Gerald Trottier
Né et formé à Ottawa, le peintre, graveur et enseignant, Gerald Trottier (1925-2004) devient, à partir des années 1950, l’un des principaux artistes de la ville. Son art traite des luttes et du sens de la vie ainsi que de l’inévitabilité de la mort. En 1983, il écrit : « Le pèlerinage de l’homme me préoccupe depuis l’époque de mes études, alors qu’en mai 1953, j’ai fait le pèlerinage annuel des étudiants de l’Université de Paris en direction de Notre-Dame de Chartres. Depuis cette époque, j’ai essayé de vivre et de représenter le pèlerinage de Pâques. Cette série est l’image de ce pèlerinage – une réflexion sur le carnaval de la vie qui se répète depuis toujours et se répétera encore. » Le pèlerinage I est en quelque sorte représentatif de l’œuvre de sa vie : monumental et religieux par nature, mais aussi profondément troublant et suscitant la réflexion.
Trottier est l’un des nombreux artistes nés à Ottawa dans les années 1920 qui ont eu un énorme impact artistique à l’échelle locale et nationale. Outre Trottier, on retient notamment Robert Rosewarne (1925-1974), Kenneth Lochhead (1926-2006), James Boyd (1928-2002) et Georges de Niverville (1928-1984). Tous ont étudié l’art à la Galerie nationale (aujourd’hui le Musée des beaux-arts du Canada), sous la direction de Mabel May (1877-1971), ou à l’École des beaux-arts d’Ottawa, sous la direction d’Ernest Fosbery (1874-1960). Trottier se distingue à la fois par ses réalisations créatives et par son leadership dans la communauté artistique.
Après avoir servi dans la marine pendant la Seconde Guerre mondiale, Trottier étudie à New York en 1948-1949, puis en France et en Angleterre en 1952. De retour à Ottawa, il fait partie de la Guild Studio for Contemporary Liturgical Art avec Victor Tolgesy (1928-1980), Theo Lubbers (1921-2013) et Frank Penn. Ensemble, ils répondent à de nombreuses commandes, s’efforçant toujours de créer de nouveaux moyens d’expression religieuse. Trottier peint d’abord à la manière du réalisme social, rappelant le travail d’Henri Masson (1907-1996), puis il développe son propre style innovant de conception liturgique, caractéristique de sa période dite « médiévale », au milieu des années 1950. Il vend sa première œuvre, The Building (Construction), 1957, à la Galerie nationale, l’année qu’il la peint, alors qu’il travaille à plein temps comme concepteur pour la Société Radio-Canada à Ottawa.

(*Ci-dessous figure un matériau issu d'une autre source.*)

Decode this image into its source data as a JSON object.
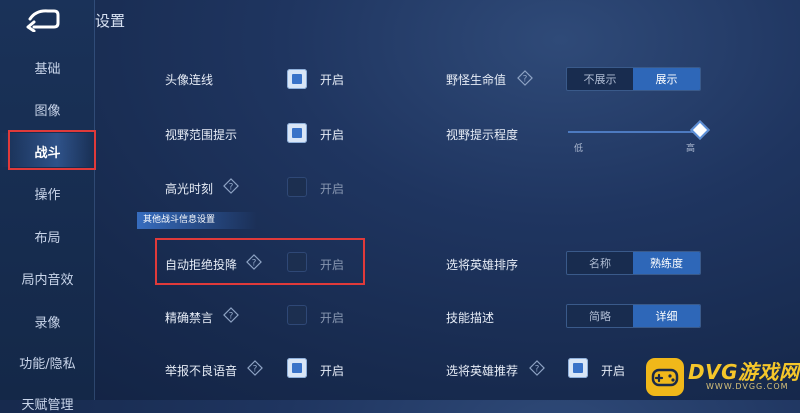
{
  "header": {
    "title": "设置"
  },
  "sidebar": {
    "items": [
      {
        "label": "基础"
      },
      {
        "label": "图像"
      },
      {
        "label": "战斗",
        "active": true
      },
      {
        "label": "操作"
      },
      {
        "label": "布局"
      },
      {
        "label": "局内音效"
      },
      {
        "label": "录像"
      },
      {
        "label": "功能/隐私"
      },
      {
        "label": "天赋管理"
      }
    ]
  },
  "settings": {
    "avatar_connect": {
      "label": "头像连线",
      "state_label": "开启",
      "checked": true
    },
    "vision_hint": {
      "label": "视野范围提示",
      "state_label": "开启",
      "checked": true
    },
    "highlight": {
      "label": "高光时刻",
      "state_label": "开启",
      "checked": false
    },
    "monster_hp": {
      "label": "野怪生命值",
      "options": [
        "不展示",
        "展示"
      ],
      "selected": 1
    },
    "vision_level": {
      "label": "视野提示程度",
      "low": "低",
      "high": "高",
      "value": 1.0
    }
  },
  "section": {
    "title": "其他战斗信息设置"
  },
  "other": {
    "auto_reject": {
      "label": "自动拒绝投降",
      "state_label": "开启",
      "checked": false
    },
    "precise_ban": {
      "label": "精确禁言",
      "state_label": "开启",
      "checked": false
    },
    "report_voice": {
      "label": "举报不良语音",
      "state_label": "开启",
      "checked": true
    },
    "hero_sort": {
      "label": "选将英雄排序",
      "options": [
        "名称",
        "熟练度"
      ],
      "selected": 1
    },
    "skill_desc": {
      "label": "技能描述",
      "options": [
        "简略",
        "详细"
      ],
      "selected": 1
    },
    "hero_recommend": {
      "label": "选将英雄推荐",
      "state_label": "开启",
      "checked": true
    }
  },
  "watermark": {
    "title": "DVG游戏网",
    "url": "WWW.DVGG.COM"
  },
  "colors": {
    "accent": "#2e67b8",
    "highlight_box": "#e03a3a",
    "watermark": "#f0b81a"
  }
}
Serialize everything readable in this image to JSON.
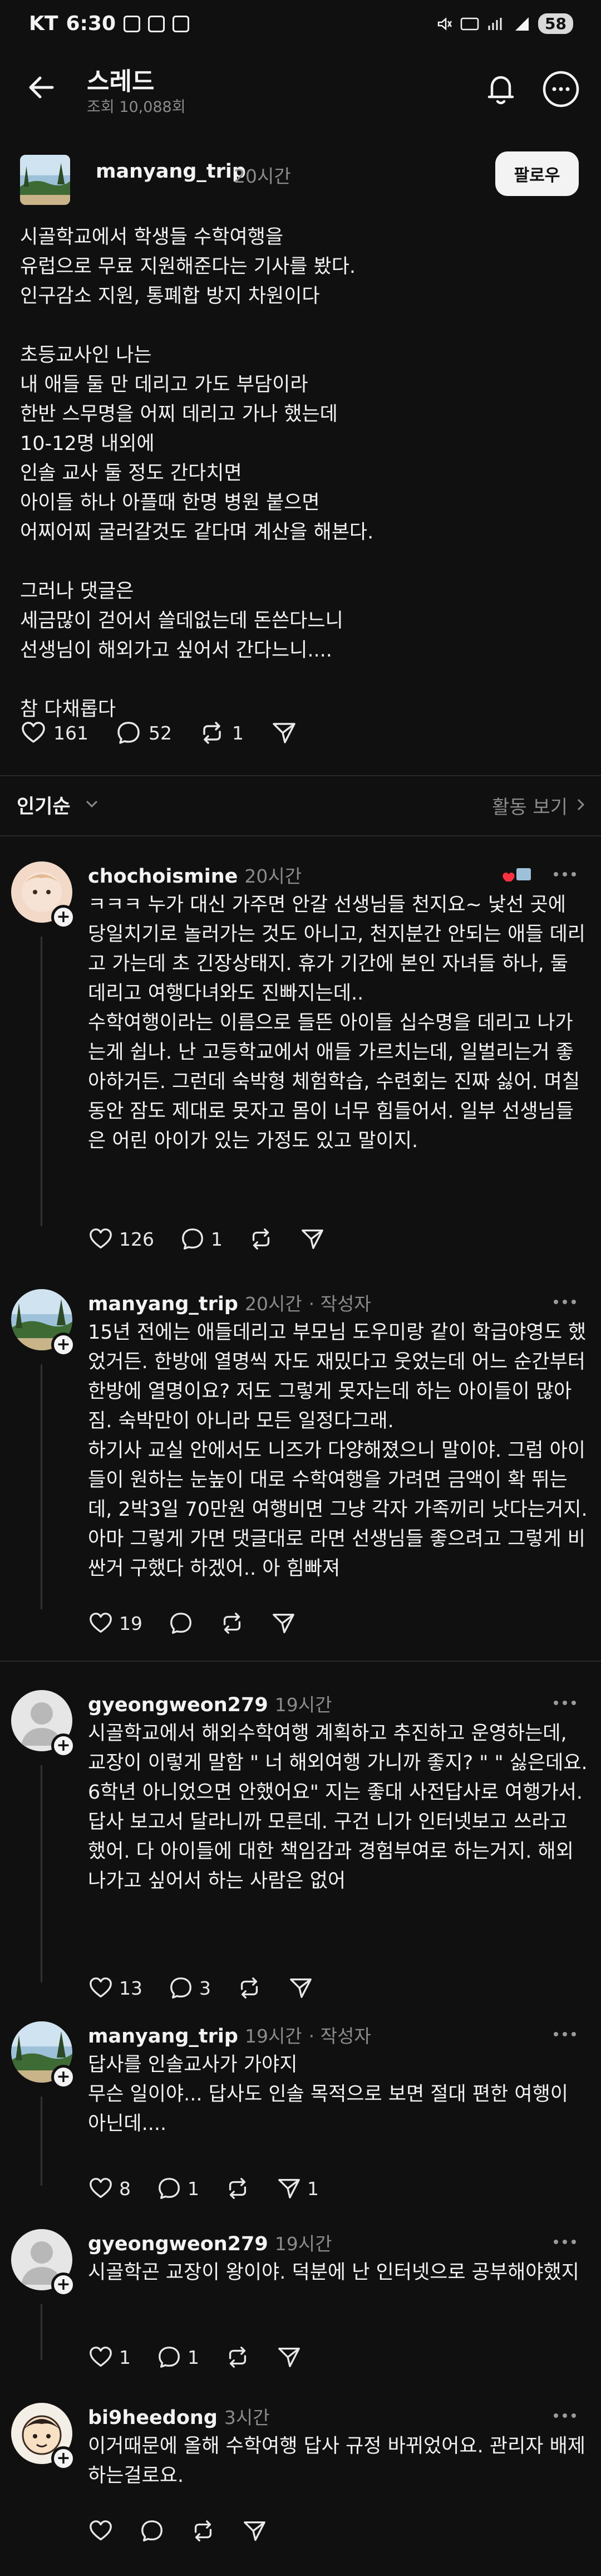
{
  "status_bar": {
    "carrier": "KT",
    "time": "6:30",
    "battery": "58"
  },
  "header": {
    "title": "스레드",
    "views": "조회 10,088회"
  },
  "post": {
    "username": "manyang_trip",
    "time": "20시간",
    "follow_label": "팔로우",
    "body": "시골학교에서 학생들 수학여행을\n유럽으로 무료 지원해준다는 기사를 봤다.\n인구감소 지원, 통폐합 방지 차원이다\n\n초등교사인 나는\n내 애들 둘 만 데리고 가도 부담이라\n한반 스무명을 어찌 데리고 가나 했는데\n10-12명 내외에\n인솔 교사 둘 정도 간다치면\n아이들 하나 아플때 한명 병원 붙으면\n어찌어찌 굴러갈것도 같다며 계산을 해본다.\n\n그러나 댓글은\n세금많이 걷어서 쓸데없는데 돈쓴다느니\n선생님이 해외가고 싶어서 간다느니....\n\n참 다채롭다",
    "likes": "161",
    "replies": "52",
    "reposts": "1"
  },
  "sort": {
    "label": "인기순",
    "activity_label": "활동 보기"
  },
  "comments": [
    {
      "username": "chochoismine",
      "time": "20시간",
      "author_tag": "",
      "body": "ㅋㅋㅋ 누가 대신 가주면 안갈 선생님들 천지요~ 낯선 곳에 당일치기로 놀러가는 것도 아니고, 천지분간 안되는 애들 데리고 가는데 초 긴장상태지. 휴가 기간에 본인 자녀들 하나, 둘 데리고 여행다녀와도 진빠지는데..\n수학여행이라는 이름으로 들뜬 아이들 십수명을 데리고 나가는게 쉽나. 난 고등학교에서 애들 가르치는데, 일벌리는거 좋아하거든. 그런데 숙박형 체험학습, 수련회는 진짜 싫어. 며칠동안 잠도 제대로 못자고 몸이 너무 힘들어서. 일부 선생님들은 어린 아이가 있는 가정도 있고 말이지.",
      "likes": "126",
      "replies": "1",
      "reposts": ""
    },
    {
      "username": "manyang_trip",
      "time": "20시간",
      "author_tag": "· 작성자",
      "body": "15년 전에는 애들데리고 부모님 도우미랑 같이 학급야영도 했었거든. 한방에 열명씩 자도 재밌다고 웃었는데 어느 순간부터 한방에 열명이요? 저도 그렇게 못자는데 하는 아이들이 많아짐. 숙박만이 아니라 모든 일정다그래.\n하기사 교실 안에서도 니즈가 다양해졌으니 말이야. 그럼 아이들이 원하는 눈높이 대로 수학여행을 가려면 금액이 확 뛰는데, 2박3일 70만원 여행비면 그냥 각자 가족끼리 낫다는거지. 아마 그렇게 가면 댓글대로 라면 선생님들 좋으려고 그렇게 비싼거 구했다 하겠어.. 아 힘빠져",
      "likes": "19",
      "replies": "",
      "reposts": ""
    },
    {
      "username": "gyeongweon279",
      "time": "19시간",
      "author_tag": "",
      "body": "시골학교에서 해외수학여행 계획하고 추진하고 운영하는데, 교장이 이렇게 말함 \" 너 해외여행 가니까 좋지? \" \" 싫은데요. 6학년 아니었으면 안했어요\" 지는 좋대 사전답사로 여행가서. 답사 보고서 달라니까 모른데. 구건 니가 인터넷보고 쓰라고 했어. 다 아이들에 대한 책임감과 경험부여로 하는거지. 해외 나가고 싶어서 하는 사람은 없어",
      "likes": "13",
      "replies": "3",
      "reposts": ""
    },
    {
      "username": "manyang_trip",
      "time": "19시간",
      "author_tag": "· 작성자",
      "body": "답사를 인솔교사가 가야지\n무슨 일이야... 답사도 인솔 목적으로 보면 절대 편한 여행이 아닌데....",
      "likes": "8",
      "replies": "1",
      "reposts": "",
      "shares": "1"
    },
    {
      "username": "gyeongweon279",
      "time": "19시간",
      "author_tag": "",
      "body": "시골학곤 교장이 왕이야. 덕분에 난 인터넷으로 공부해야했지",
      "likes": "1",
      "replies": "1",
      "reposts": ""
    },
    {
      "username": "bi9heedong",
      "time": "3시간",
      "author_tag": "",
      "body": "이거때문에 올해 수학여행 답사 규정 바뀌었어요. 관리자 배제하는걸로요.",
      "likes": "",
      "replies": "",
      "reposts": ""
    }
  ],
  "colors": {
    "background": "#101010",
    "text": "#f3f3f3",
    "muted": "#8b8b8b",
    "divider": "#2a2a2a"
  },
  "icons": [
    "back-arrow-icon",
    "bell-icon",
    "more-icon",
    "heart-icon",
    "reply-bubble-icon",
    "repost-icon",
    "share-plane-icon",
    "chevron-down-icon",
    "chevron-right-icon"
  ]
}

En 1961, il remporte un concours pour la conception d’une murale pour le pavillon H. M. Tory de l’Université Carleton. The Pilgrimage of Man (Le pèlerinage de l’homme), dévoilée en 1962, est une œuvre abstraite empreinte de symbolisme, qui reflète la conviction de Trottier que l’art et l’architecture doivent être pleinement interreliés. Nan Griffiths, professeure à l’Université Carleton, fait remarquer que « l’originalité audacieuse du concept, le dynamisme des formes et la vivacité des couleurs ont suscité de nombreux débats parmi les étudiants et le personnel ». L’œuvre continue de marquer la communauté de l’université.
Trois ans après la complétion de la murale, Trottier est choisi pour représenter le Canada à la 8e Biennale de São Paulo avec son puissant tableau expressionniste Untitled [Last Judgment] (Sans titre [Le Jugement dernier]), 1964. Il joue également un rôle important dans la création de la collection d’art de l’Université Carleton, en plus d’y dispenser des cours d’atelier. En 1965, il quitte Ottawa pour l’Université de Western Ontario, à London, mais en 1980, il revient dans la région et s’établit sur l’île Calumet, dans la vallée de l’Outaouais.